Pastor's Corner 23 Jul 2007 07:09 pm

Wired to worship differently…

So I’ve been thinking about how autism affects my spiritual life—I know it does, because autism affects every other aspect of my life.  For as long as I can remember, spirituality has been a hard thing for me.  See, the images that most people use when speaking of God—being held by, comforter, lover, friend, etc. don’t sit well with me.  They never have, and I have always felt spiritually inadequate because of that.  I thought I wasn’t trying hard enough, or that maybe I secretly didn’t want to be that close to God.  But I don’t think that’s true—consider my dismay at “common” Christianity, and you will realize (hopefully) that I love God and want to live the way Jesus has instructed us to.  But, I can’t worship or have a spiritual relationship with God the way neurotypical people do (neurotypicals are people not on the autism spectrum).  My brain isn’t wired that way—all that gushy, lovey stuff is very uncomfortable for me.  It’s why I don’t like being touched by others; why I can go a whole day without talking to any one.  Now, Amanda the optimist would argue that I don’t have to live in the autism box.  But I disagree—not only should I live there (because that’s how I’m created), but I’m tired of trying to be what I’m not and doing what isn’t right for me.  So, then, how does an autistic person interact with God?  Probably much the same way we do with the rest of the world—quietly, contemplatively, and with extreme interest.  Well, maybe we aren’t interested in the world as a whole, but what we are interested in we are quite devoted to.  And I think we can look for God in the neat things around us—his creation, art, music, maybe even a good meal (I love sharing a meal with friends, and always equate that with the way communion should be).  I don’t know (who really does?), but I sure am trying to wade through this spirituality thing.

One Response to “Wired to worship differently…”

  1. on 25 Jul 2007 at 2:21 pm 1.Amanda said …

    Well, thanks for labeling me an optimist!
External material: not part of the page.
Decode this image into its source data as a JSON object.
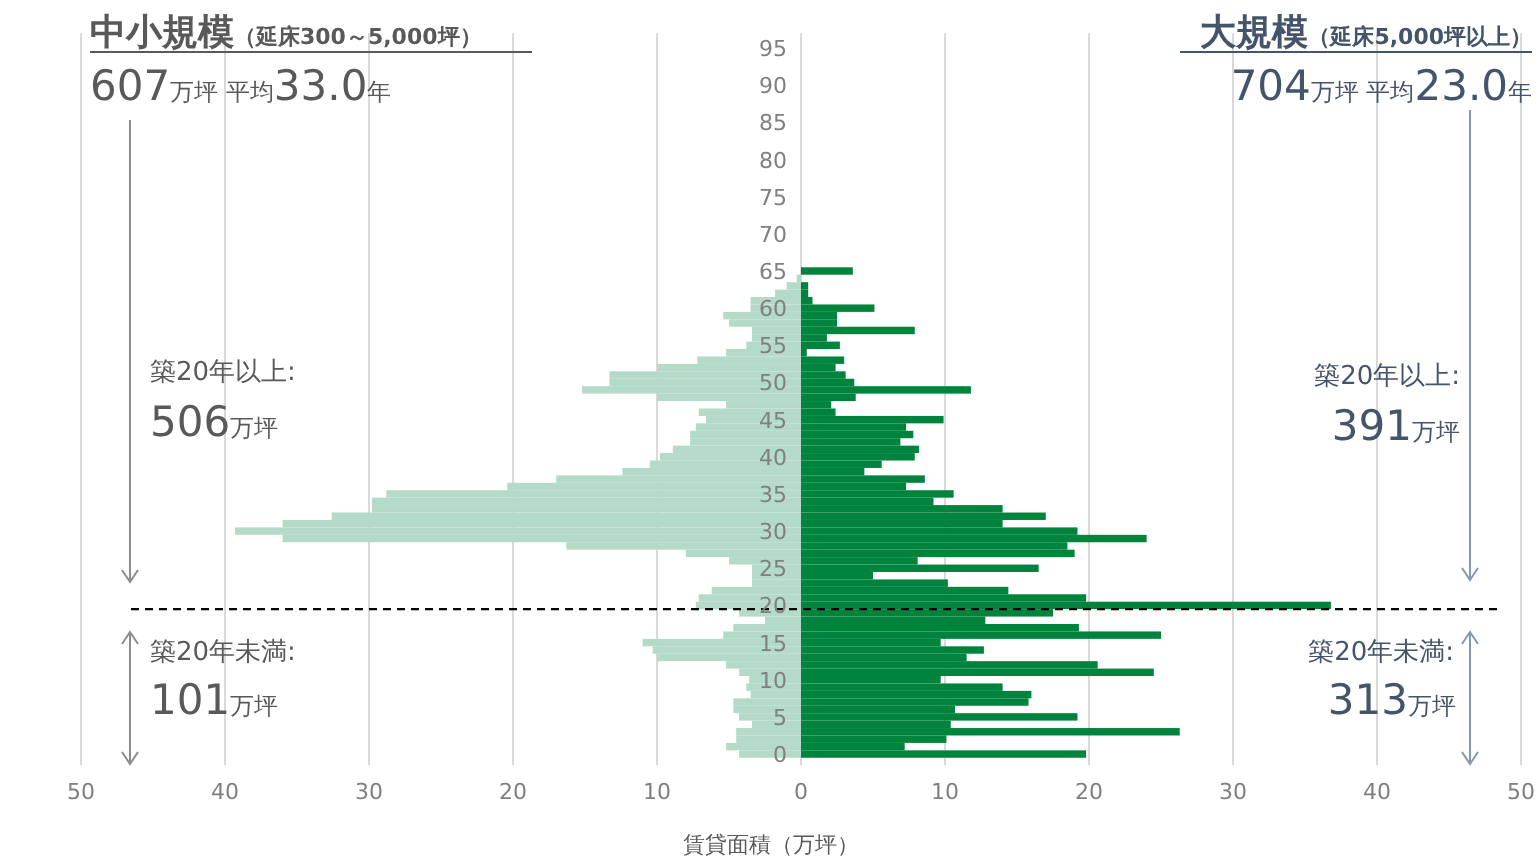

But I’d have to disagree with my argument. Well, my alleged argument. I would not say that you should try to live outside the autism “box.” And if I’ve implied that in the past…I’m sorry! Maybe I should say I wouldn’t tell you that today. I know that autism is not a syndrome, or a disease that can be cured. Over the past 8 years, I’ve learned more and more how God can reach people through whatever spiritual form best works for them. I’ve also felt inadequate at times when comparing my spirituality to other. In particular, to Evangelicals whose worship style always seemed so…demanding, yet rewarding, to it’s participants.
    But I think it’s a great personal growth when one begins to discover how to worship that allows them to be closest to God. And they should pursue that!